Industrial downstream bioprocessing is concerned with the isolation and purification of biopharmaceutical products, ensuring a high purity and quality of the manufactured product. As recombinant cell technology has enabled vast increases in production efficiencies, this has put pressure on downstream processes to keep up with this pace. Hence, industrial downstream bioprocessing faces two major challenges. Firstly, an increased demand for method improvements which can contribute to decreasing processing time and –cost. Secondly, an increasingly strict government regulation for equipment sanitation is challenging the current re-use of materials, which has prompted the industry’s interest in the use of disposables.
Cryogels is a type of porous materials, which frequently constitute biocompatible solids cast in a one-block format. Characteristic to cryogels is their extremely open porous structure which allow for unhindered passage of viscous fluids or even whole cells, and due to this feature these materials have been considered as solid supports in downstream bioprocessing. Cryogels are potentially in-expensive materials, which can be easily prepared under environmentally friendly conditions and on this basis they have been considered suitable as disposable materials.
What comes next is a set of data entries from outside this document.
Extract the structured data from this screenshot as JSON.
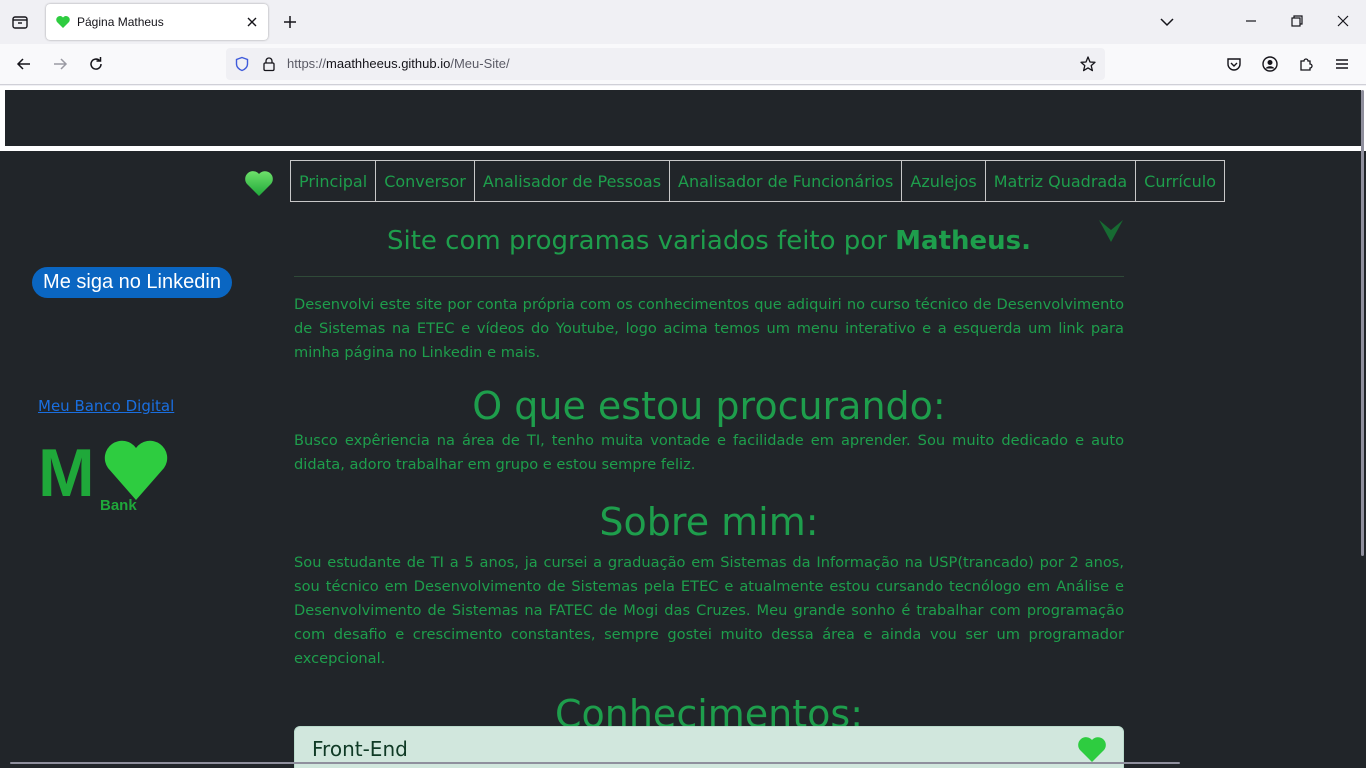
{
  "browser": {
    "tab_title": "Página Matheus",
    "url_prefix": "https://",
    "url_host": "maathheeus.github.io",
    "url_path": "/Meu-Site/"
  },
  "menu": {
    "items": [
      {
        "label": "Principal"
      },
      {
        "label": "Conversor"
      },
      {
        "label": "Analisador de Pessoas"
      },
      {
        "label": "Analisador de Funcionários"
      },
      {
        "label": "Azulejos"
      },
      {
        "label": "Matriz Quadrada"
      },
      {
        "label": "Currículo"
      }
    ]
  },
  "sidebar": {
    "linkedin_label": "Me siga no Linkedin",
    "bank_link": "Meu Banco Digital",
    "bank_logo_letter": "M",
    "bank_logo_text": "Bank"
  },
  "main": {
    "title_prefix": "Site com programas variados feito por ",
    "title_name": "Matheus.",
    "intro": "Desenvolvi este site por conta própria com os conhecimentos que adiquiri no curso técnico de Desenvolvimento de Sistemas na ETEC e vídeos do Youtube, logo acima temos um menu interativo e a esquerda um link para minha página no Linkedin e mais.",
    "procurando_title": "O que estou procurando:",
    "procurando_text": "Busco expêriencia na área de TI, tenho muita vontade e facilidade em aprender. Sou muito dedicado e auto didata, adoro trabalhar em grupo e estou sempre feliz.",
    "sobre_title": "Sobre mim:",
    "sobre_text": "Sou estudante de TI a 5 anos, ja cursei a graduação em Sistemas da Informação na USP(trancado) por 2 anos, sou técnico em Desenvolvimento de Sistemas pela ETEC e atualmente estou cursando tecnólogo em Análise e Desenvolvimento de Sistemas na FATEC de Mogi das Cruzes. Meu grande sonho é trabalhar com programação com desafio e crescimento constantes, sempre gostei muito dessa área e ainda vou ser um programador excepcional.",
    "conhecimentos_title": "Conhecimentos:",
    "card_title": "Front-End"
  },
  "colors": {
    "page_bg": "#212529",
    "accent_green": "#1e9e4c",
    "heart_green": "#2ecc40",
    "linkedin_blue": "#0a66c2",
    "card_bg": "#d1e7dd"
  },
  "icons": [
    "tab-list-icon",
    "heart-favicon-icon",
    "close-icon",
    "plus-icon",
    "chevron-down-icon",
    "minimize-icon",
    "restore-icon",
    "back-icon",
    "forward-icon",
    "reload-icon",
    "shield-icon",
    "lock-icon",
    "star-icon",
    "pocket-icon",
    "account-icon",
    "extensions-icon",
    "menu-icon",
    "heart-icon",
    "bank-logo"
  ]
}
This dissertation concerns studies on cryogels utilized as solid supports in various downstream bioprocessing applications. One study focuses on the application of a cryogel as a solid support for the fast, qualitative analysis of an antibody. The use of a cryogel in this context enables easy preparation of a customized solid support, which can be used for specific detection of antibody in a cell harvest. In another study it is demonstrated that a cryogel can be used as a solid phase agent for the chemical modification of a biopharmaceutical. In this connection the use of a cryogel constitutes a process improvement in terms of being a cost-efficient, high capacity material which could be implemented into an existing process. Chemical modification of biopharmaceuticals can also be performed by enzymes and in yet another study an enzyme was immobilized on a cryogel for the purpose of modifying an antibody. The advantage of having the enzyme immobilized on a solid support is avoiding the subsequent removal of enzyme from the product as well as the potential reusability of the enzyme.
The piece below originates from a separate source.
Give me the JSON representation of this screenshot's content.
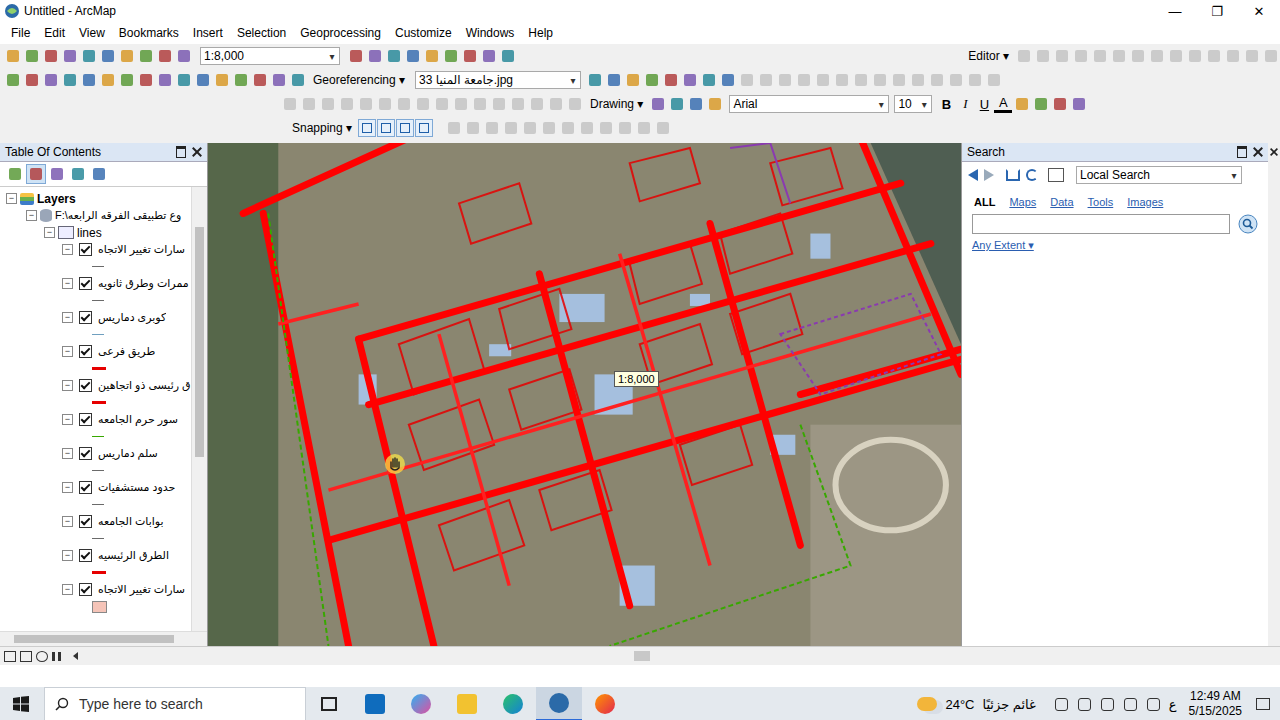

Cryogels constitute a type for solid supports that are very versatile, which is reflected by the vast amount of literature on their many different applications within downstream processing. The studies presented in this dissertation demonstrate some new applications of cryogels and emphasize the need for a further systematic work approach on developing cryogels towards taking on their own niche as biocompatible, disposable materials in downstream bioprocessing.